Invoking Absence considers the entanglements of geological timescales and mineral layers, landscapes, waters and the invisible beings of place within a cycle of deep and neoteric time. It refers to contemporary animist narratives which acknowledge and learn from the complex interrelationality of ‘indigenous thinking’ (Yunkaporta) to re-interpret and expand upon ancient and contemporary Western pagan ‘thinking’ (Graham Harvey, Pegi Eyers). Obfuscated by time and linear narratives of colonial-capitalist progress, the entities and agents of place - water, mineral and deity - hold simultaneously past, present and future worldings.
Material objects made with place matter hold its alchemy too. This multi-media exhibition considers the genius loci and the matterings of place as agents, the absent-present beings whose narratives remain in steadfast flux. Artists that have been invited to join this exhibition work include Chantal Powell, whose sculptural tin casts are imprinted from fossilised rocks whose forms parallel embryonic shapes and cosmic spirals. The rock markings are oceanic memories that speak to the primeval waters of creation. Mair Hughes’ mixed media sculptural pieces draw on the potency of sites and the habit of depositing valued objects at features such as pits, caves, fallen trees and the egress points of underground streams.
Fiona Finnegan’s paintings play with a sense of the uncanny, the liminal spaces like the twilight of the day, where a presence is perceived but never quite tangible. The in between realms where the coexistent domains of mythology and imagination mingle.

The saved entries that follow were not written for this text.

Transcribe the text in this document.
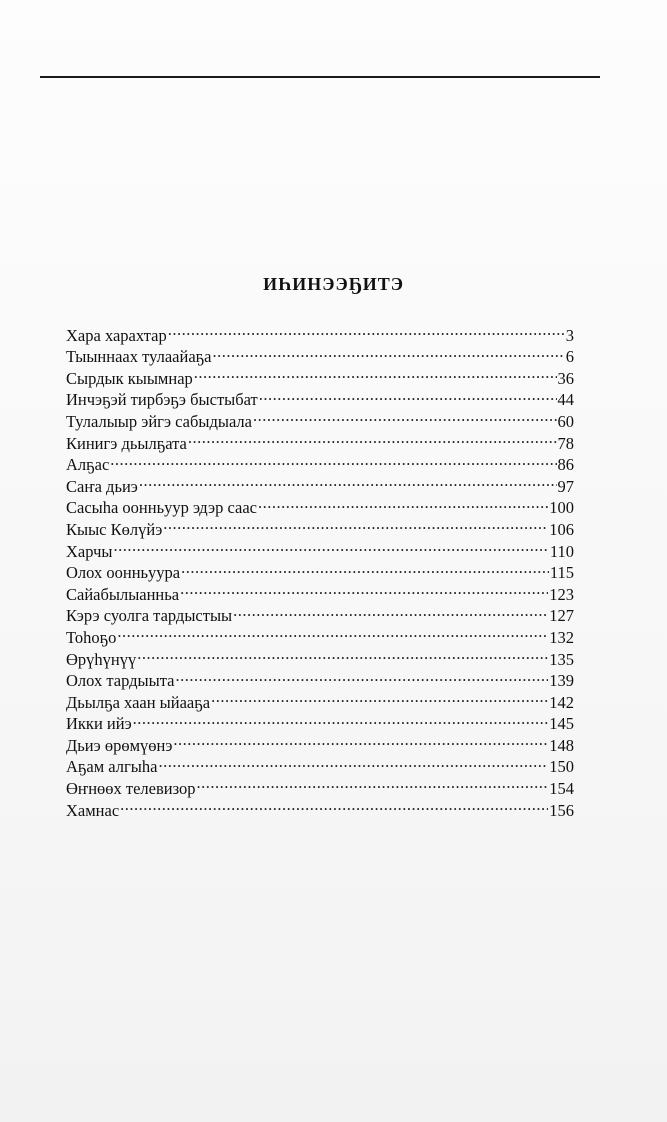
ИҺИНЭЭҔИТЭ
Хара харахтар .....	3
Тыыннаах тулаайаҕа .....	6
Сырдык кыымнар .....	36
Инчэҕэй тирбэҕэ быстыбат .....	44
Тулалыыр эйгэ сабыдыала .....	60
Кинигэ дьылҕата .....	78
Алҕас .....	86
Саҥа дьиэ .....	97
Сасыһа оонньуур эдэр саас .....	100
Кыыс Көлүйэ .....	106
Харчы .....	110
Олох оонньуура .....	115
Сайабылыанньа .....	123
Кэрэ суолга тардыстыы .....	127
Тоһоҕо .....	132
Өрүһүнүү .....	135
Олох тардыыта .....	139
Дьылҕа хаан ыйааҕа .....	142
Икки ийэ .....	145
Дьиэ өрөмүөнэ .....	148
Аҕам алгыһа .....	150
Өҥнөөх телевизор .....	154
Хамнас .....	156
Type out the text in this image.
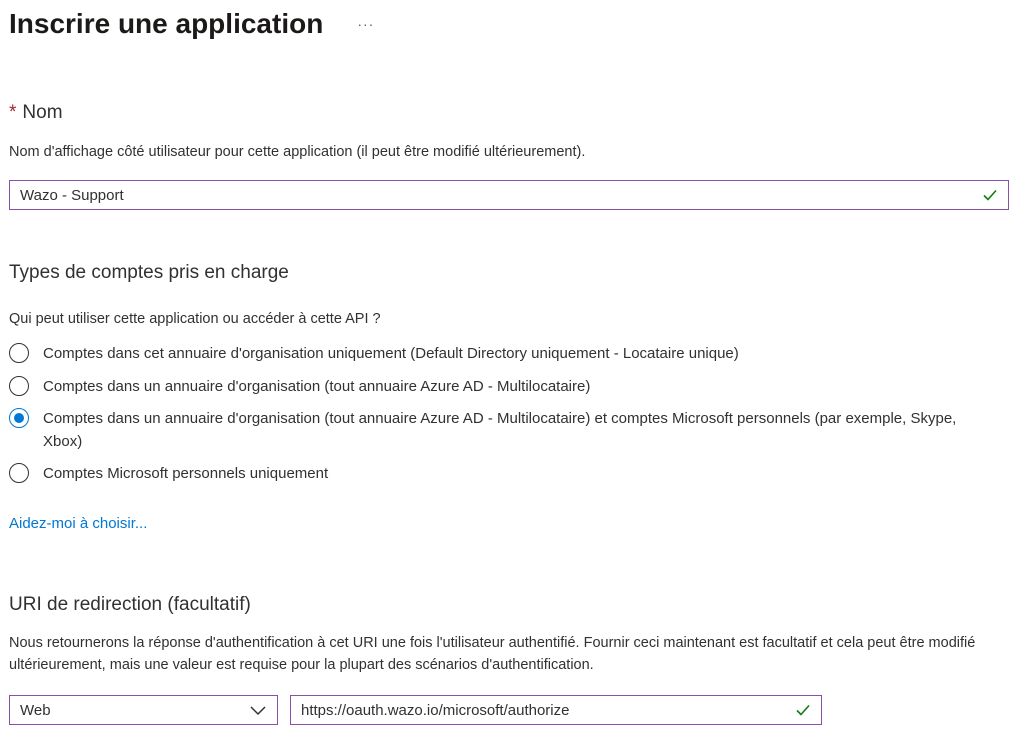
Inscrire une application ···
* Nom
Nom d'affichage côté utilisateur pour cette application (il peut être modifié ultérieurement).
Wazo - Support
Types de comptes pris en charge
Qui peut utiliser cette application ou accéder à cette API ?
Comptes dans cet annuaire d'organisation uniquement (Default Directory uniquement - Locataire unique)
Comptes dans un annuaire d'organisation (tout annuaire Azure AD - Multilocataire)
Comptes dans un annuaire d'organisation (tout annuaire Azure AD - Multilocataire) et comptes Microsoft personnels (par exemple, Skype, Xbox)
Comptes Microsoft personnels uniquement
Aidez-moi à choisir...
URI de redirection (facultatif)
Nous retournerons la réponse d'authentification à cet URI une fois l'utilisateur authentifié. Fournir ceci maintenant est facultatif et cela peut être modifié ultérieurement, mais une valeur est requise pour la plupart des scénarios d'authentification.
Web	https://oauth.wazo.io/microsoft/authorize
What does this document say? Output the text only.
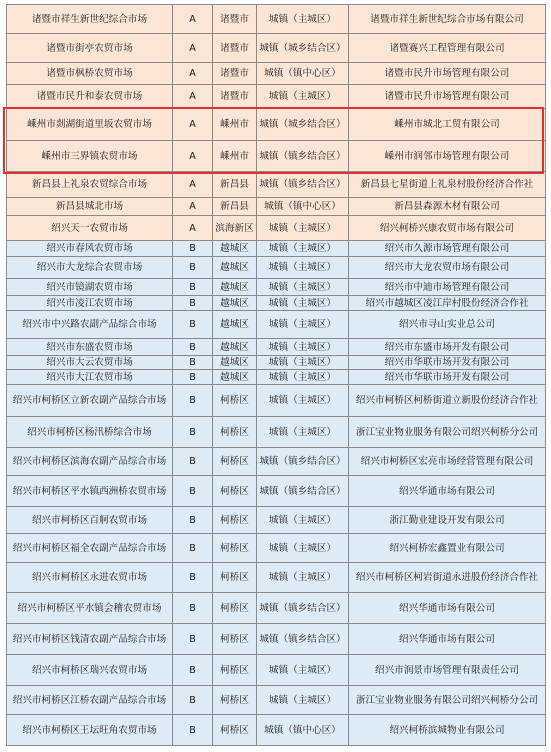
诸暨市祥生新世纪综合市场	A	诸暨市	城镇（主城区）	诸暨市祥生新世纪综合市场有限公司
诸暨市街亭农贸市场	A	诸暨市	城镇（城乡结合区）	诸暨赛兴工程管理有限公司
诸暨市枫桥农贸市场	A	诸暨市	城镇（镇中心区）	诸暨市民升市场管理有限公司
诸暨市民升和泰农贸市场	A	诸暨市	城镇（主城区）	诸暨市民升市场管理有限公司
嵊州市剡湖街道里坂农贸市场	A	嵊州市	城镇（城乡结合区）	嵊州市城北工贸有限公司
嵊州市三界镇农贸市场	A	嵊州市	城镇（镇乡结合区）	嵊州市润邻市场管理有限公司
新昌县上礼泉农贸综合市场	A	新昌县	城镇（镇乡结合区）	新昌县七星街道上礼泉村股份经济合作社
新昌县城北市场	A	新昌县	城镇（镇中心区）	新昌县森源木材有限公司
绍兴天一农贸市场	A	滨海新区	城镇（主城区）	绍兴柯桥兴康农贸市场有限公司
绍兴市春风农贸市场	B	越城区	城镇（主城区）	绍兴市久源市场管理有限公司
绍兴市大龙综合农贸市场	B	越城区	城镇（主城区）	绍兴市大龙农贸市场有限公司
绍兴市镜湖农贸市场	B	越城区	城镇（主城区）	绍兴市中迪市场管理有限公司
绍兴市凌江农贸市场	B	越城区	城镇（主城区）	绍兴市越城区凌江岸村股份经济合作社
绍兴市中兴路农副产品综合市场	B	越城区	城镇（主城区）	绍兴市寻山实业总公司
绍兴市东盛农贸市场	B	越城区	城镇（主城区）	绍兴市东盛市场开发有限公司
绍兴市大云农贸市场	B	越城区	城镇（主城区）	绍兴市华联市场开发有限公司
绍兴市大江农贸市场	B	越城区	城镇（主城区）	绍兴市华联市场开发有限公司
绍兴市柯桥区立新农副产品综合市场	B	柯桥区	城镇（主城区）	绍兴市柯桥区柯桥街道立新股份经济合作社
绍兴市柯桥区杨汛桥综合市场	B	柯桥区	城镇（主城区）	浙江宝业物业服务有限公司绍兴柯桥分公司
绍兴市柯桥区滨海农副产品综合市场	B	柯桥区	城镇（镇乡结合区）	绍兴市柯桥区宏亮市场经营管理有限公司
绍兴市柯桥区平水镇西洲桥农贸市场	B	柯桥区	城镇（镇乡结合区）	绍兴华通市场有限公司
绍兴市柯桥区百舸农贸市场	B	柯桥区	城镇（主城区）	浙江勤业建设开发有限公司
绍兴市柯桥区福全农副产品综合市场	B	柯桥区	城镇（主城区）	绍兴柯桥宏鑫置业有限公司
绍兴市柯桥区永进农贸市场	B	柯桥区	城镇（主城区）	绍兴市柯桥区柯岩街道永进股份经济合作社
绍兴市柯桥区平水镇会稽农贸市场	B	柯桥区	城镇（镇乡结合区）	绍兴华通市场有限公司
绍兴市柯桥区钱清农副产品综合市场	B	柯桥区	城镇（镇乡结合区）	绍兴华通市场有限公司
绍兴市柯桥区瑞兴农贸市场	B	柯桥区	城镇（主城区）	绍兴市润景市场管理有限责任公司
绍兴市柯桥区江桥农副产品综合市场	B	柯桥区	城镇（主城区）	浙江宝业物业服务有限公司绍兴柯桥分公司
绍兴市柯桥区王坛旺角农贸市场	B	柯桥区	城镇（镇中心区）	绍兴柯桥滨城物业有限公司
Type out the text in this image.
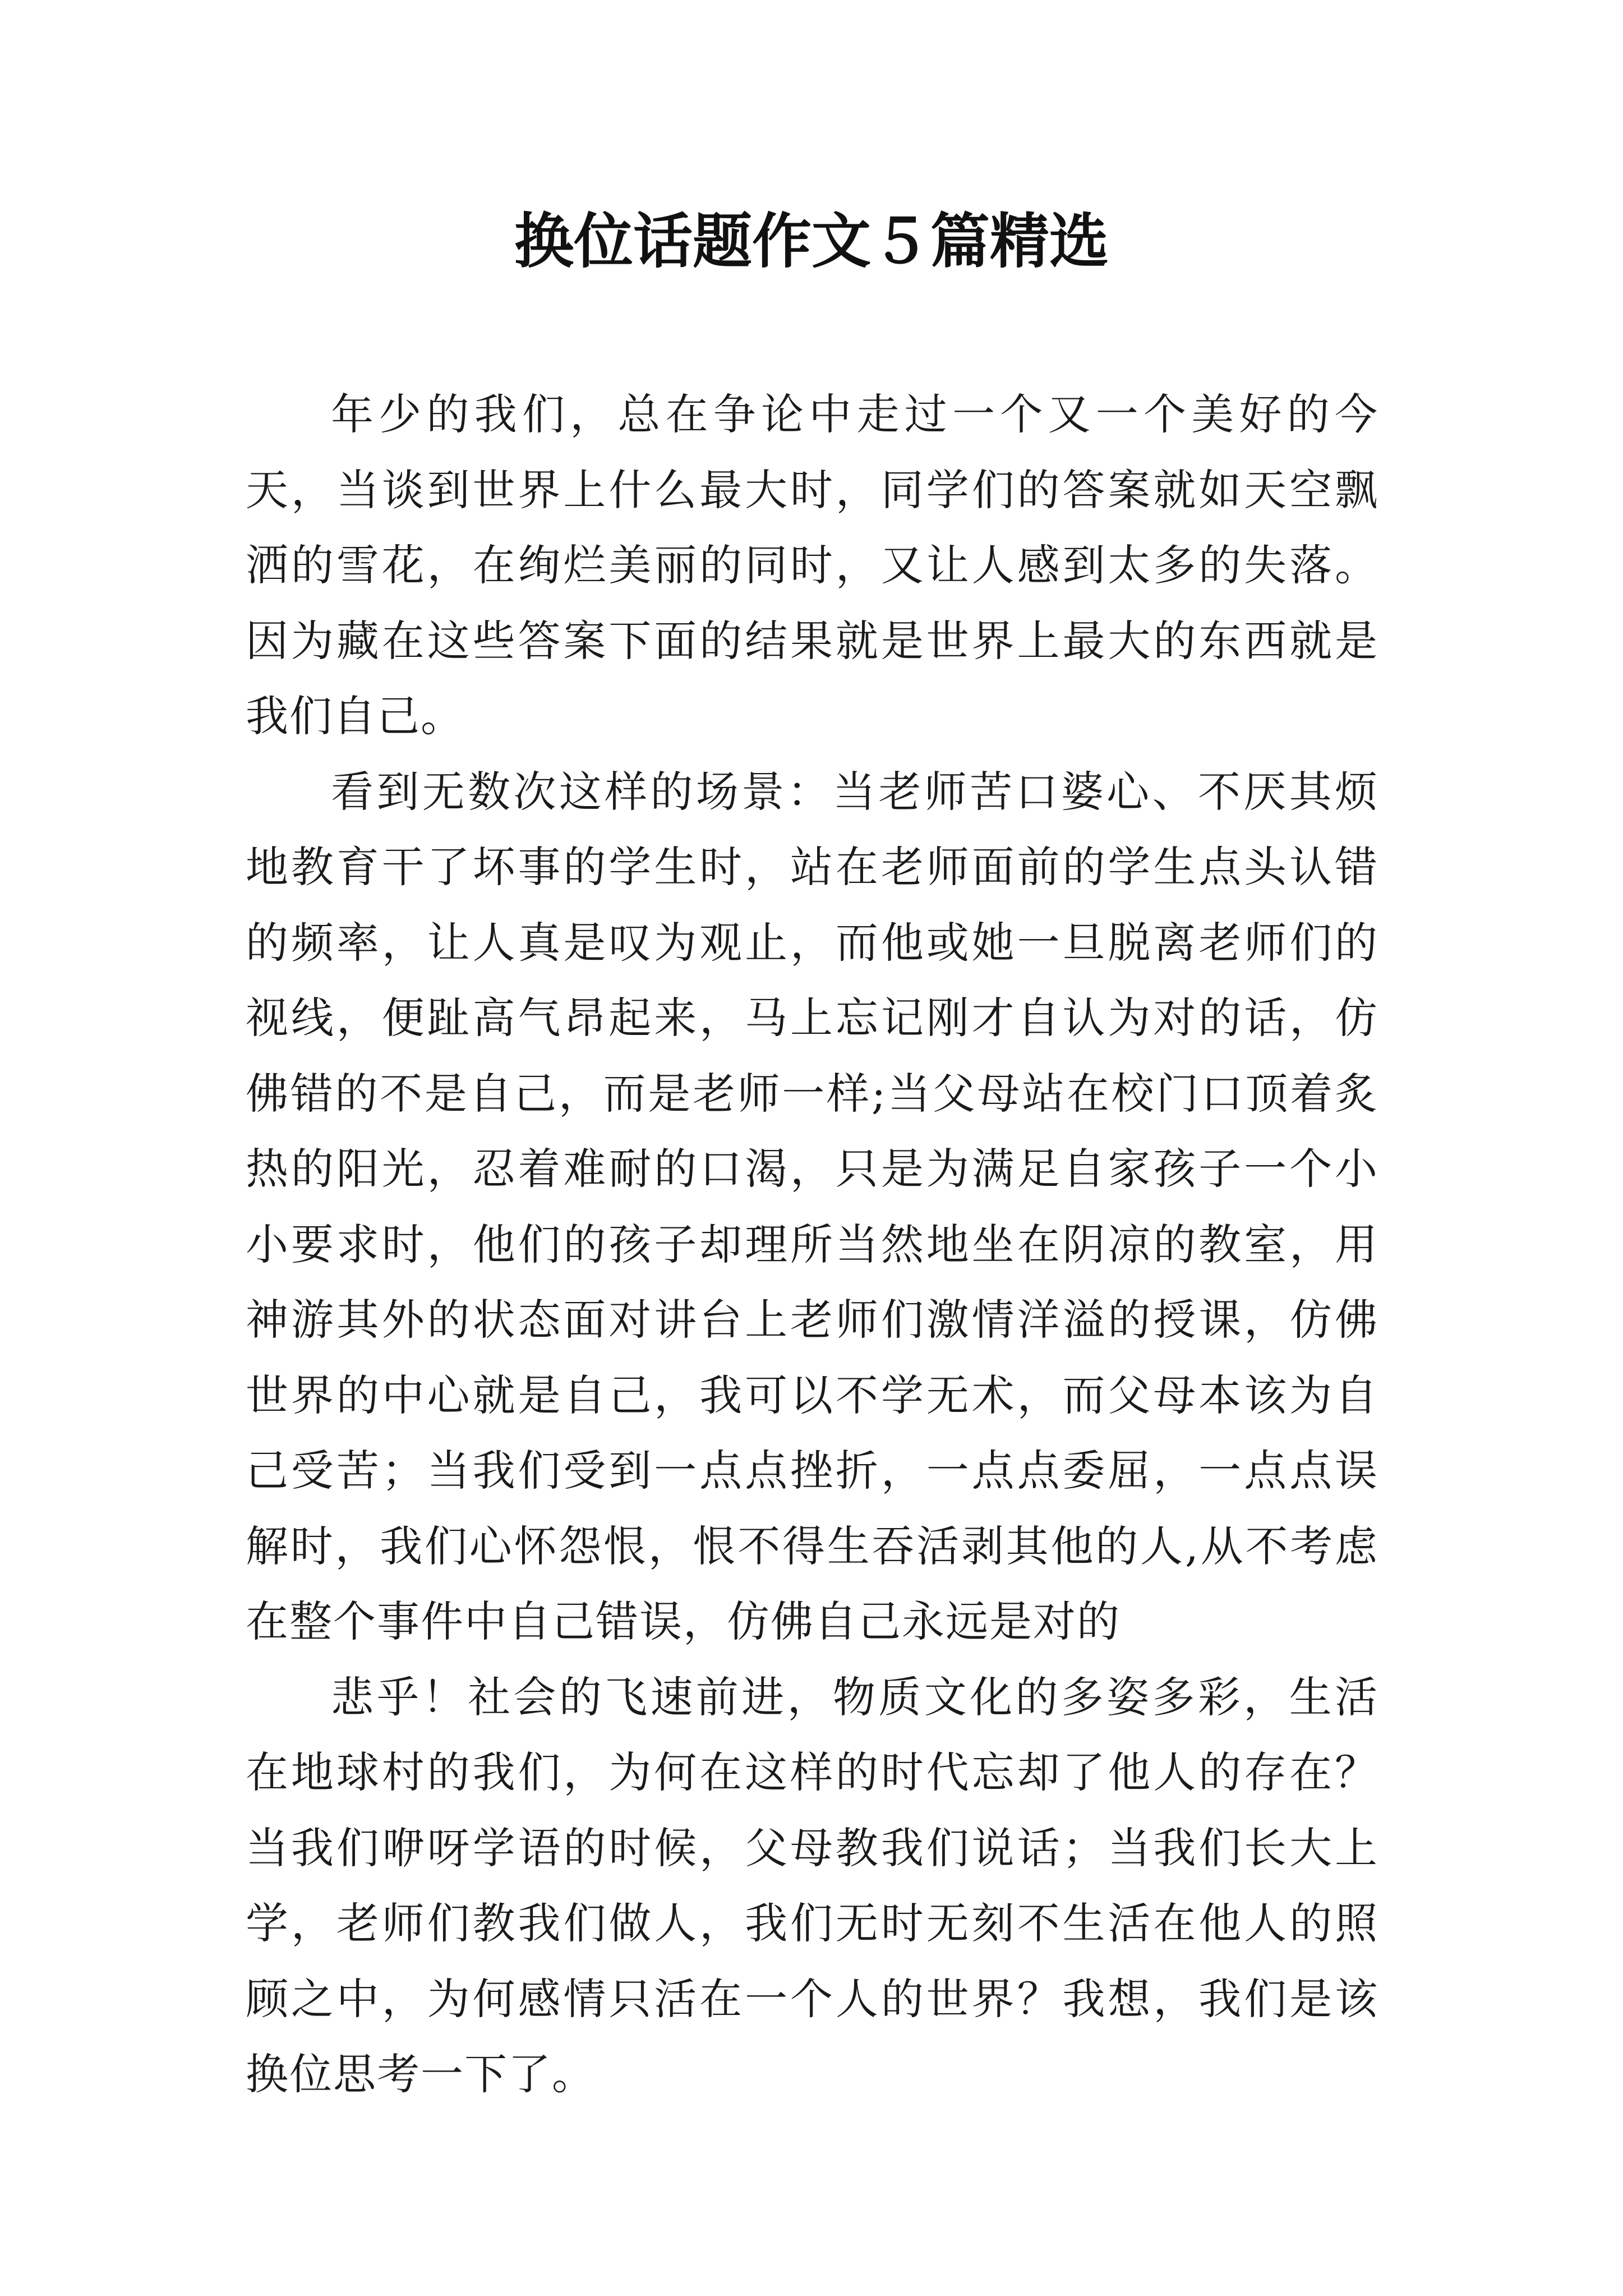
换位话题作文５篇精选

年少的我们，总在争论中走过一个又一个美好的今天，当谈到世界上什么最大时，同学们的答案就如天空飘洒的雪花，在绚烂美丽的同时，又让人感到太多的失落。因为藏在这些答案下面的结果就是世界上最大的东西就是我们自己。

看到无数次这样的场景：当老师苦口婆心、不厌其烦地教育干了坏事的学生时，站在老师面前的学生点头认错的频率，让人真是叹为观止，而他或她一旦脱离老师们的视线，便趾高气昂起来，马上忘记刚才自认为对的话，仿佛错的不是自己，而是老师一样;当父母站在校门口顶着炙热的阳光，忍着难耐的口渴，只是为满足自家孩子一个小小要求时，他们的孩子却理所当然地坐在阴凉的教室，用神游其外的状态面对讲台上老师们激情洋溢的授课，仿佛世界的中心就是自己，我可以不学无术，而父母本该为自己受苦；当我们受到一点点挫折，一点点委屈，一点点误解时，我们心怀怨恨，恨不得生吞活剥其他的人,从不考虑在整个事件中自己错误，仿佛自己永远是对的

悲乎！社会的飞速前进，物质文化的多姿多彩，生活在地球村的我们，为何在这样的时代忘却了他人的存在？当我们咿呀学语的时候，父母教我们说话；当我们长大上学，老师们教我们做人，我们无时无刻不生活在他人的照顾之中，为何感情只活在一个人的世界？我想，我们是该换位思考一下了。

Shrouded moments of shock and euphoria are captured in Morag Colquhuon’s Parangolés photography series which captures river swimming in Wales as a ritual which reconfigures rhythms and encounters with the modern and the ancient, the human and nonhuman.
Anna Simson’s ceramics are hollowed with a sense or a sound of a forgotten presence. Some are fired leaving a permanent legacy; other pieces are left raw; exposing their vulnerability and transient existence.
A selection of monoprint posters from Monica Sjöö (1938 – 2005) document her involvement and recurring themes of the cosmic mother in numerous ecofeminist, radical spiritual collectives and art exhibitions which have been a source of knowledge in contemporary ecofeminist & goddess thinking.
Patricia Brien’s painting and installations act as magnified aide-memoires referring to traces and ancient mythic entanglements associated with the Stroud Valleys; its modern-era heritage of textile production overlaying ancient spiritual networks which nonetheless have persisted.
The poetry of JLM Morton is a potent spoken and textual pilgrimage with nonhuman persons of the Cotswolds.